The Yankee outfield has gotten a little thin in the last few days with the loss of Jacoby Ellsbury and the apparent shutdown of Carlos Beltran due to injuries. Brett Gardner appears to be playing in some substantial pain, at least that's what it looked like to me on Saturday, and Chris Young has cooled down. It was probably with those things in mind that the Yanks made a small move yesterday, claiming outfielder Eury Perez off waivers from Washington and jettisoning Josh Outman to clear a 40-man roster spot. With only 13 Major League plate appearances to his name, Perez looks like the type of cheap, late-season addition designed only to ensure that the Yanks have enough warm bodies capable of playing the outfield over the next week. He could actually be more than that and could have been claimed with more than only the next 6 games in mind.
For starters, Perez isn't a late-20s Minor League lifer.
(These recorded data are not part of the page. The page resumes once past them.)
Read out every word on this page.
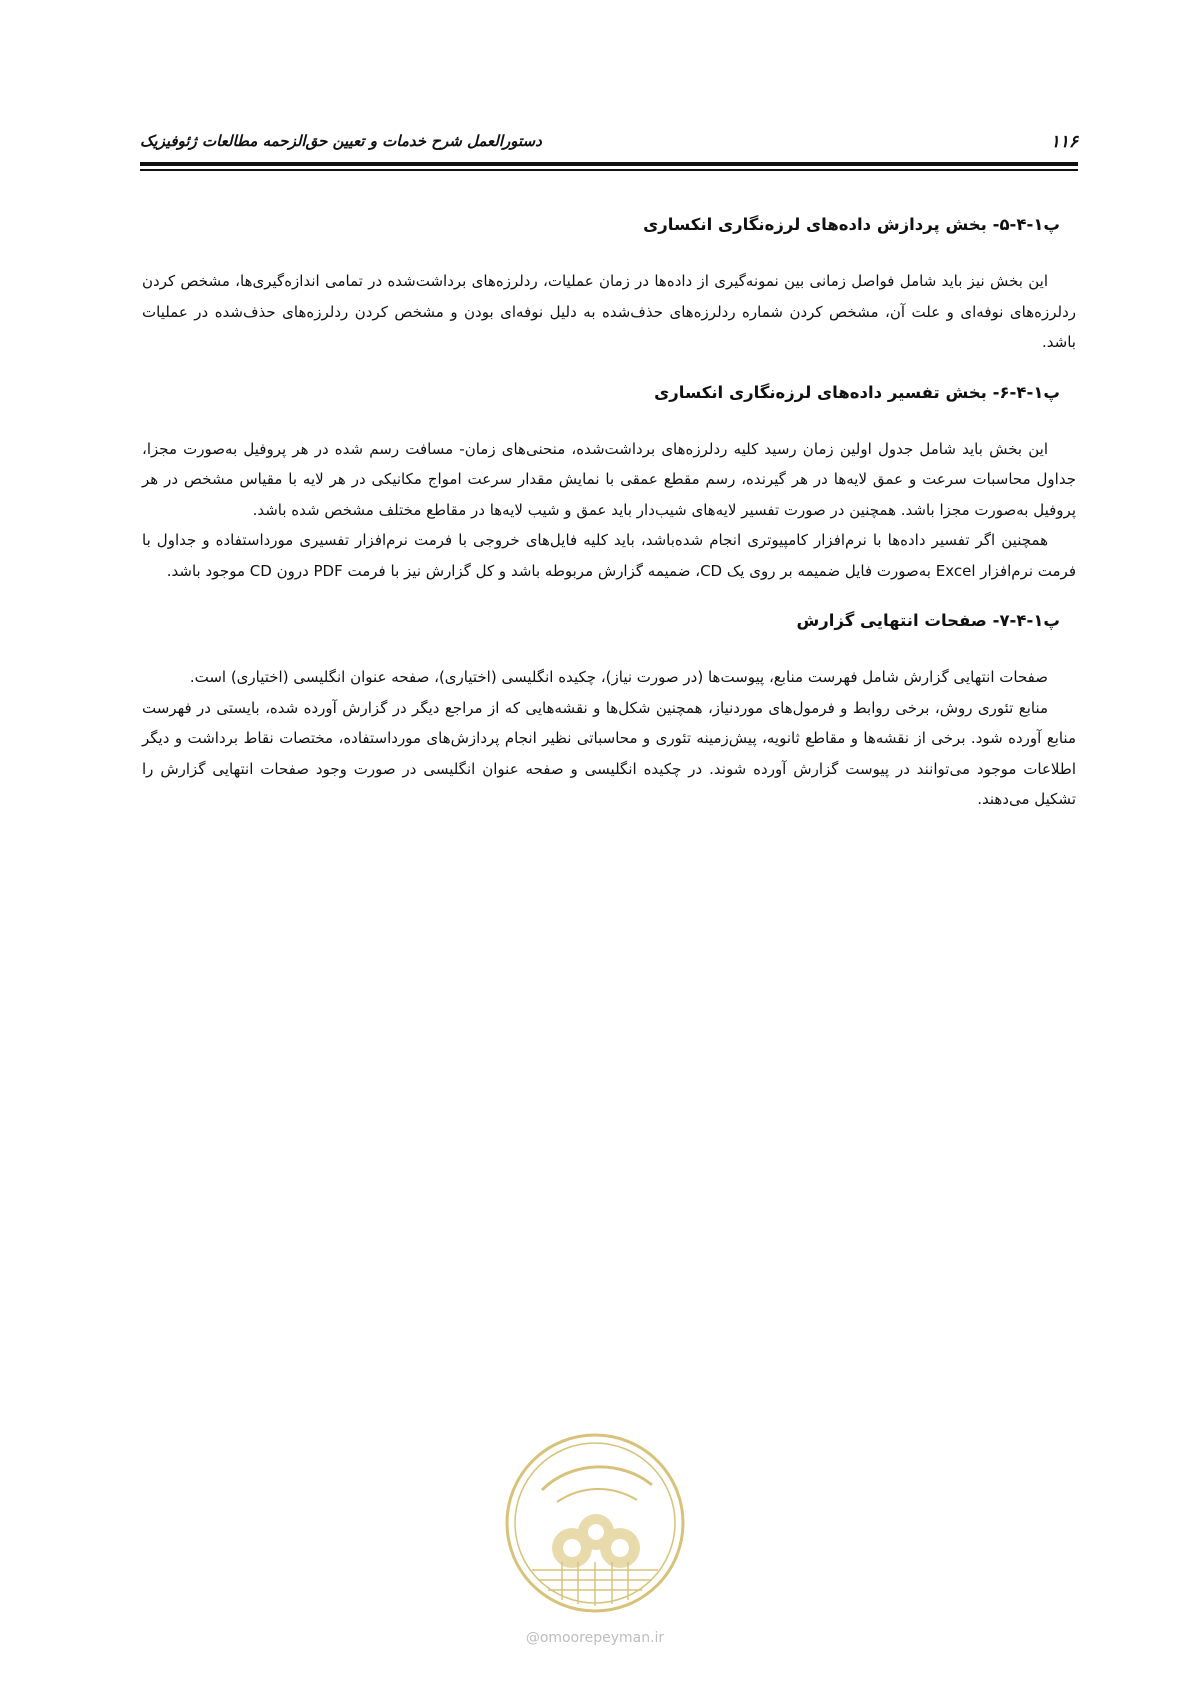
۱۱۶
دستورالعمل شرح خدمات و تعیین حق‌الزحمه مطالعات ژئوفیزیک
پ۱-۴-۵- بخش پردازش داده‌های لرزه‌نگاری انکساری

این بخش نیز باید شامل فواصل زمانی بین نمونه‌گیری از داده‌ها در زمان عملیات، ردلرزه‌های برداشت‌شده در تمامی اندازه‌گیری‌ها، مشخص کردن ردلرزه‌های نوفه‌ای و علت آن، مشخص کردن شماره ردلرزه‌های حذف‌شده به دلیل نوفه‌ای بودن و مشخص کردن ردلرزه‌های حذف‌شده در عملیات باشد.

پ۱-۴-۶- بخش تفسیر داده‌های لرزه‌نگاری انکساری

این بخش باید شامل جدول اولین زمان رسید کلیه ردلرزه‌های برداشت‌شده، منحنی‌های زمان- مسافت رسم شده در هر پروفیل به‌صورت مجزا، جداول محاسبات سرعت و عمق لایه‌ها در هر گیرنده، رسم مقطع عمقی با نمایش مقدار سرعت امواج مکانیکی در هر لایه با مقیاس مشخص در هر پروفیل به‌صورت مجزا باشد. همچنین در صورت تفسیر لایه‌های شیب‌دار باید عمق و شیب لایه‌ها در مقاطع مختلف مشخص شده باشد.

همچنین اگر تفسیر داده‌ها با نرم‌افزار کامپیوتری انجام شده‌باشد، باید کلیه فایل‌های خروجی با فرمت نرم‌افزار تفسیری مورداستفاده و جداول با فرمت نرم‌افزار Excel به‌صورت فایل ضمیمه بر روی یک CD، ضمیمه گزارش مربوطه باشد و کل گزارش نیز با فرمت PDF درون CD موجود باشد.

پ۱-۴-۷- صفحات انتهایی گزارش

صفحات انتهایی گزارش شامل فهرست منابع، پیوست‌ها (در صورت نیاز)، چکیده انگلیسی (اختیاری)، صفحه عنوان انگلیسی (اختیاری) است.

منابع تئوری روش، برخی روابط و فرمول‌های موردنیاز، همچنین شکل‌ها و نقشه‌هایی که از مراجع دیگر در گزارش آورده شده، بایستی در فهرست منابع آورده شود. برخی از نقشه‌ها و مقاطع ثانویه، پیش‌زمینه تئوری و محاسباتی نظیر انجام پردازش‌های مورداستفاده، مختصات نقاط برداشت و دیگر اطلاعات موجود می‌توانند در پیوست گزارش آورده شوند. در چکیده انگلیسی و صفحه عنوان انگلیسی در صورت وجود صفحات انتهایی گزارش را تشکیل می‌دهند.

@omoorepeyman.ir
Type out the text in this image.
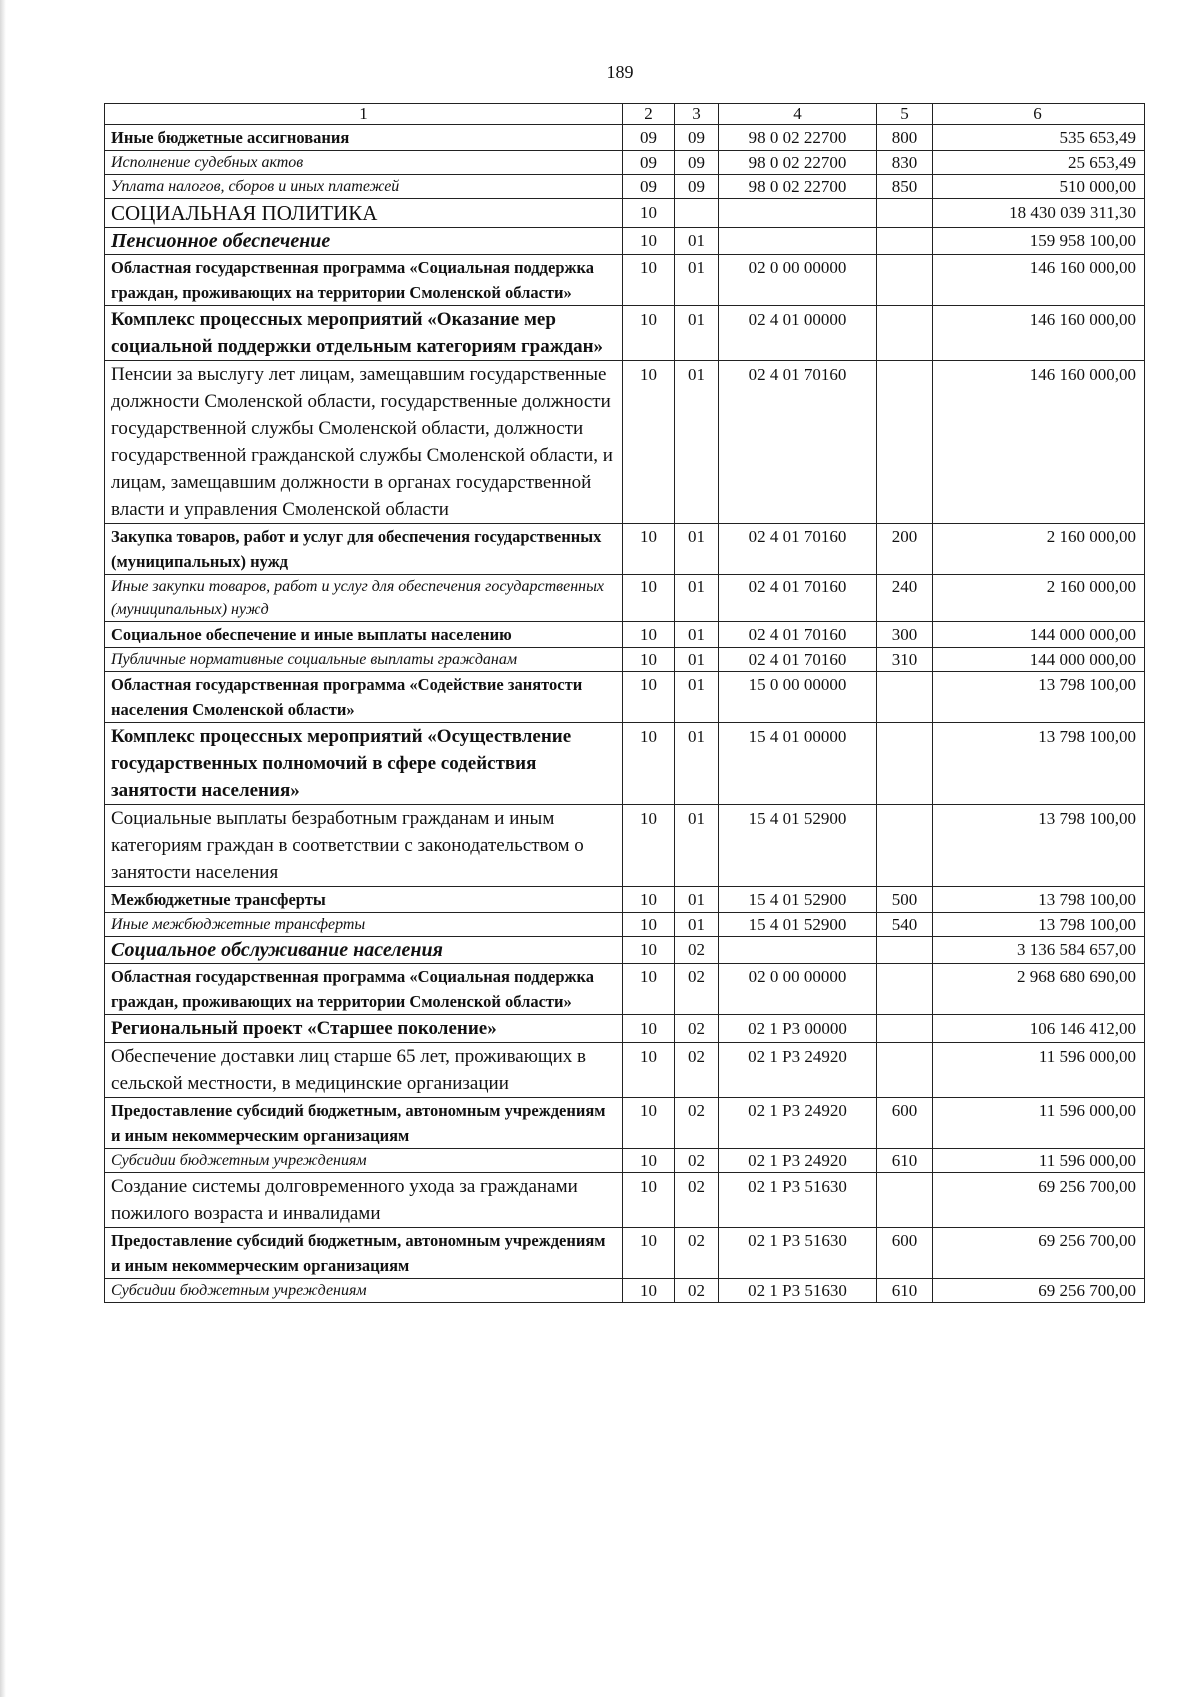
189
1	2	3	4	5	6
Иные бюджетные ассигнования	09	09	98 0 02 22700	800	535 653,49
Исполнение судебных актов	09	09	98 0 02 22700	830	25 653,49
Уплата налогов, сборов и иных платежей	09	09	98 0 02 22700	850	510 000,00
СОЦИАЛЬНАЯ ПОЛИТИКА	10				18 430 039 311,30
Пенсионное обеспечение	10	01			159 958 100,00
Областная государственная программа «Социальная поддержка граждан, проживающих на территории Смоленской области»	10	01	02 0 00 00000		146 160 000,00
Комплекс процессных мероприятий «Оказание мер социальной поддержки отдельным категориям граждан»	10	01	02 4 01 00000		146 160 000,00
Пенсии за выслугу лет лицам, замещавшим государственные должности Смоленской области, государственные должности государственной службы Смоленской области, должности государственной гражданской службы Смоленской области, и лицам, замещавшим должности в органах государственной власти и управления Смоленской области	10	01	02 4 01 70160		146 160 000,00
Закупка товаров, работ и услуг для обеспечения государственных (муниципальных) нужд	10	01	02 4 01 70160	200	2 160 000,00
Иные закупки товаров, работ и услуг для обеспечения государственных (муниципальных) нужд	10	01	02 4 01 70160	240	2 160 000,00
Социальное обеспечение и иные выплаты населению	10	01	02 4 01 70160	300	144 000 000,00
Публичные нормативные социальные выплаты гражданам	10	01	02 4 01 70160	310	144 000 000,00
Областная государственная программа «Содействие занятости населения Смоленской области»	10	01	15 0 00 00000		13 798 100,00
Комплекс процессных мероприятий «Осуществление государственных полномочий в сфере содействия занятости населения»	10	01	15 4 01 00000		13 798 100,00
Социальные выплаты безработным гражданам и иным категориям граждан в соответствии с законодательством о занятости населения	10	01	15 4 01 52900		13 798 100,00
Межбюджетные трансферты	10	01	15 4 01 52900	500	13 798 100,00
Иные межбюджетные трансферты	10	01	15 4 01 52900	540	13 798 100,00
Социальное обслуживание населения	10	02			3 136 584 657,00
Областная государственная программа «Социальная поддержка граждан, проживающих на территории Смоленской области»	10	02	02 0 00 00000		2 968 680 690,00
Региональный проект «Старшее поколение»	10	02	02 1 Р3 00000		106 146 412,00
Обеспечение доставки лиц старше 65 лет, проживающих в сельской местности, в медицинские организации	10	02	02 1 Р3 24920		11 596 000,00
Предоставление субсидий бюджетным, автономным учреждениям и иным некоммерческим организациям	10	02	02 1 Р3 24920	600	11 596 000,00
Субсидии бюджетным учреждениям	10	02	02 1 Р3 24920	610	11 596 000,00
Создание системы долговременного ухода за гражданами пожилого возраста и инвалидами	10	02	02 1 Р3 51630		69 256 700,00
Предоставление субсидий бюджетным, автономным учреждениям и иным некоммерческим организациям	10	02	02 1 Р3 51630	600	69 256 700,00
Субсидии бюджетным учреждениям	10	02	02 1 Р3 51630	610	69 256 700,00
He's 24 years old and has been a staple on recent top organizational prospect lists for the Nationals. Baseball America ranked him their 20th best prospect before this season, and Marc Hulet of FanGraphs had him as high as 7th heading into the start of the 2013 season. Perez isn't some bum. He's got some legit tools, tools that have been recognized by scouts and analysts alike. He just hasn't had much of a chance to showcase them at the Major League level.
The greatest of those tools is his speed. Perez has been rated as an 80 on the 20-80 scale by some scouts in the speed department and I haven't seen any report rating him lower than a 70. That speed makes him dangerous on the basepaths (45+ SB in 3 straight MiL seasons from 2010-2012 and 20+ in each of the last 5 seasons) and as a flexible defensive outfielder who can play in all 3 spots. He's also a plus contact hitter who doesn't strike out much and has a .305/.360/384 career batting line in over 2.900 MiL PA. He hit .311/.372/.406 with 30 R scored and 20 SB in 57 games for Washington's Triple-A affiliate this year.
He doesn't walk and he has nary a lick of power in his bat, so he's no future superstar or even a starter at the Major League level. But Perez is young enough to have some upside and potential at this level, especially with his plus speed and contact tools. He could be a productive 4th outfielder for a team, the type of player that Ichiro was supposed to be when the Yankees re-signed him. We know how good the Yankees are at plucking useful pieces from the scrap heap. They may have found something another one in Perez.